When you combine wind chill with temperaturess this low, it's nothing to mess around with. Your skin can freeze in 15 to 30 minutes outside in these conditions.

“It’s horrible,” said John Mierow of Wauwatosa. “I hate living in Wisconsin. The older I get, the harder it is to cope with it.”

Mierow doesn't disguise his distaste for our arctic cold snap. He also knows the temperatures can be downright dangerous.

“I try to keep the amount of time I’m outside to a limit, so I’m not exposed too long to it.”

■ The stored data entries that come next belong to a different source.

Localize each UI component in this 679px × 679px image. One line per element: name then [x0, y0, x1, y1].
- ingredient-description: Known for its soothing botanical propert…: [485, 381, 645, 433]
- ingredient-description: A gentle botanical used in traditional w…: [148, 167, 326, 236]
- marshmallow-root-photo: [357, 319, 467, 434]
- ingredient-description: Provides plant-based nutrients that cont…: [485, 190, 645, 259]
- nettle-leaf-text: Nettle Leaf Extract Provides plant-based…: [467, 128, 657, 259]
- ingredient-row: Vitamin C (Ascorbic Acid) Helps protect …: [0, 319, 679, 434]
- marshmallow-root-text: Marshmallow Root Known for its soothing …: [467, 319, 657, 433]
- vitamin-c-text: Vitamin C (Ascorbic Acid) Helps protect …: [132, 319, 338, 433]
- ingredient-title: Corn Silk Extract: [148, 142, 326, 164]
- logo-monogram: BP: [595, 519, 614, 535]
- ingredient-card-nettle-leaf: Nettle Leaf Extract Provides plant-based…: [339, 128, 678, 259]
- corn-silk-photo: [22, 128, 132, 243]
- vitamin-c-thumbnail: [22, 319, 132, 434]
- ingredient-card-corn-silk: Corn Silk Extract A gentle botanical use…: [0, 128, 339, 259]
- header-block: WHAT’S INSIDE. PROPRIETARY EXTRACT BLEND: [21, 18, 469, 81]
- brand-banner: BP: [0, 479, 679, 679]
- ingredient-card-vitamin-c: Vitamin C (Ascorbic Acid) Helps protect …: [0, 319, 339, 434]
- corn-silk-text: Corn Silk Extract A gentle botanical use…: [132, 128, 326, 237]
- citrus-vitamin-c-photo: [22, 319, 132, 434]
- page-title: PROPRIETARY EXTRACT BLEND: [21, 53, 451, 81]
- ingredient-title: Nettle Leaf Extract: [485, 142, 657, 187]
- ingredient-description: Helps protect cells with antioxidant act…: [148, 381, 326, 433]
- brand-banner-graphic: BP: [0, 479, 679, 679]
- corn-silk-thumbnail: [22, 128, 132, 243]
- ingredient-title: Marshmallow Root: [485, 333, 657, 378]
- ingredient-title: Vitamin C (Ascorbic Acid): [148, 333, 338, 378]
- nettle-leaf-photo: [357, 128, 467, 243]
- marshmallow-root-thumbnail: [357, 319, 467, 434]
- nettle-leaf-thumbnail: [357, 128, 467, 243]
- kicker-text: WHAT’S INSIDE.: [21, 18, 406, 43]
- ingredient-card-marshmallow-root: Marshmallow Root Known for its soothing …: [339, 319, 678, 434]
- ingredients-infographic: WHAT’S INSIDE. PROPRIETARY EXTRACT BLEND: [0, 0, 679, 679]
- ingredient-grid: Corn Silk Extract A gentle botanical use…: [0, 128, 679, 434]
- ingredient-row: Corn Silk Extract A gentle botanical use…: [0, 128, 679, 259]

Just 15 to 30 minutes outside on Tuesday could put your at risk for frostbite. So, it's important to know the warning signs.

They include:

-The first sign of redness or pain
-White or grayish-yellow skin
-Unusually firm or waxy skin
-Numbness

If you find yourself fighting frostbite, here's what you need to do:

-Get into a warm room as soon as possible
-Don't walk on frostbitten feet or toes..it can worsen the damage
-Soak the affected area in warm water
-But do not rub or massage it
-Also, don't use a heating pad, fireplace or radiator to warm up

All can make your injury worse, and it's not anything Debbie Klein wants to take her chances with.

“I make sure my animals are in the house and we're moving her or we wouldn't be out,” said Klein.

One of the groups most vulnerable to frostbite is kids, and that's something to think about while they're waiting for the bus in the morning.

A quick trip to the library has Jody Moua convinced her children Ryan and Chloe won't be walking to school Tuesday morning.

“We are going to be driving them,” Moua said. “It's too cold, it's too cold.”

The family lives a few blocks from Roosevelt Elementary, and there's a good chance kids won’t be allowed out for recess either.

So how bad can it be to wait a few minutes for the bus or walk a couple of blocks?

“It gets cold quick and the kids sometimes get distracted easily,” said Jim Case, Wauwatosa assistant fire chief.

With so many students walking to school in Wauwatosa, Case said below zero temperatures are always a concern.

“It's always a pretty good idea someone keeps a close eye on them when they are out there, make sure they don't get distracted, make sure they get to school where they are supposed to get,” said Case.

With the weather this cold it is important to watch out for frostbite. Symptoms include a yellow tint to your skin. You may also feel itching or burning, or even blistering. Call a doctor right away if you think you have frostbite.